Chao Huikuan, Wang Zhen-Gang
Division of Chemistry and Chemical Engineering, California Institute of Technology, Pasadena, California 91125, United States.
J Phys Chem Lett. 2020 Mar 5;11(5):1767-1772. doi: 10.1021/acs.jpclett.0c00023. Epub 2020 Feb 19.
Room-temperature ionic liquids (RTILs) are synthetic electrolytes with electrochemical stability superior to that of conventional aqueous-based electrolytes, allowing a significantly enlarged electrochemical window for application as capacitors. In this study, we propose a variant of an existing RTIL model for solvent-free RTILs, accounting for both ion-ion correlations and nonelectrostatic interactions. Using this model, we explore the phenomenon of spontaneous surface charge separation in RTIL capacitors and find that this transition is a common feature for realistic choices of the model parameters in most RTILs. In addition, we investigate the effects of asymmetric preferential ion adsorption on this charge separation transition and find that proximity of the transition in this case can result in greatly enhanced energy storage. Our work suggests that differential chemical treatment of electrodes can be a simple and useful means for optimizing energy storage in RTIL capacitors.

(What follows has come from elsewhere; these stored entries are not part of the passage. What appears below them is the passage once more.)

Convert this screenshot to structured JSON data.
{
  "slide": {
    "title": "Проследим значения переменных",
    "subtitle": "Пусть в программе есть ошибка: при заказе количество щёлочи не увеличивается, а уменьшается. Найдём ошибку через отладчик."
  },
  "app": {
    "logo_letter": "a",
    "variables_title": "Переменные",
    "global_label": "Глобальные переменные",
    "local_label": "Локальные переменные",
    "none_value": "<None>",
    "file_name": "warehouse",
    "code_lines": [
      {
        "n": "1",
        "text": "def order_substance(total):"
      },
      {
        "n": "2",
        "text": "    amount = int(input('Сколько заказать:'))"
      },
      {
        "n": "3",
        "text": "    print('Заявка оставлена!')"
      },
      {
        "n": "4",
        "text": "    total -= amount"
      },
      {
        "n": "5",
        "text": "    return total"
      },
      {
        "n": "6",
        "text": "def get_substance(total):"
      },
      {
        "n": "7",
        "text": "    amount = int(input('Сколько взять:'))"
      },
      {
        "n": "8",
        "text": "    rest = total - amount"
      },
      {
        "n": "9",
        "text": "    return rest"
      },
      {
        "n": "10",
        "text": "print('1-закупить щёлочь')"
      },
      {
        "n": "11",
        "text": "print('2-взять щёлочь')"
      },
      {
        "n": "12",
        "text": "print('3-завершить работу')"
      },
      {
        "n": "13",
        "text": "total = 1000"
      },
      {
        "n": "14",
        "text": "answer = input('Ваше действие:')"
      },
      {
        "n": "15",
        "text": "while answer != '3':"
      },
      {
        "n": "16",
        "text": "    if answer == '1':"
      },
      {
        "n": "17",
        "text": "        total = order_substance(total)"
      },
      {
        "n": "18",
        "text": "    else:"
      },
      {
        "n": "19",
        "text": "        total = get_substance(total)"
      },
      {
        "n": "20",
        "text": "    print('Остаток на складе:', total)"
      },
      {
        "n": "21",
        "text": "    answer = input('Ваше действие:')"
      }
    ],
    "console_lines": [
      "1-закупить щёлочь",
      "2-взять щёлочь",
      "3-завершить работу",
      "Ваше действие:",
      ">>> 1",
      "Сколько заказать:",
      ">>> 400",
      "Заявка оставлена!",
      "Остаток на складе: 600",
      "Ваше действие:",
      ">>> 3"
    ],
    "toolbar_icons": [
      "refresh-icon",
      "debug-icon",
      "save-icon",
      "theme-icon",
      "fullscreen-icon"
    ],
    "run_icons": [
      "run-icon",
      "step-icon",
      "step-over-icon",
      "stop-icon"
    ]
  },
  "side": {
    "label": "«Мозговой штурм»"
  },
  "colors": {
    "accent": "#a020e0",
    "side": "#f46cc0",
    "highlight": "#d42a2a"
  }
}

室温离子液体(RTILs)是一种合成电解质,其电化学稳定性优于传统的水基电解质,从而为用作电容器提供了显著扩大的电化学窗口。在本研究中,我们针对无溶剂RTILs提出了一种现有RTIL模型的变体,该模型同时考虑了离子-离子相关性和非静电相互作用。使用该模型,我们探究了RTIL电容器中自发表面电荷分离现象,并发现这种转变是大多数RTILs中模型参数实际选择的一个共同特征。此外,我们研究了不对称优先离子吸附对这种电荷分离转变的影响,发现在这种情况下接近转变可导致储能大大增强。我们的工作表明,电极的差异化学处理可能是优化RTIL电容器储能的一种简单而有用的方法。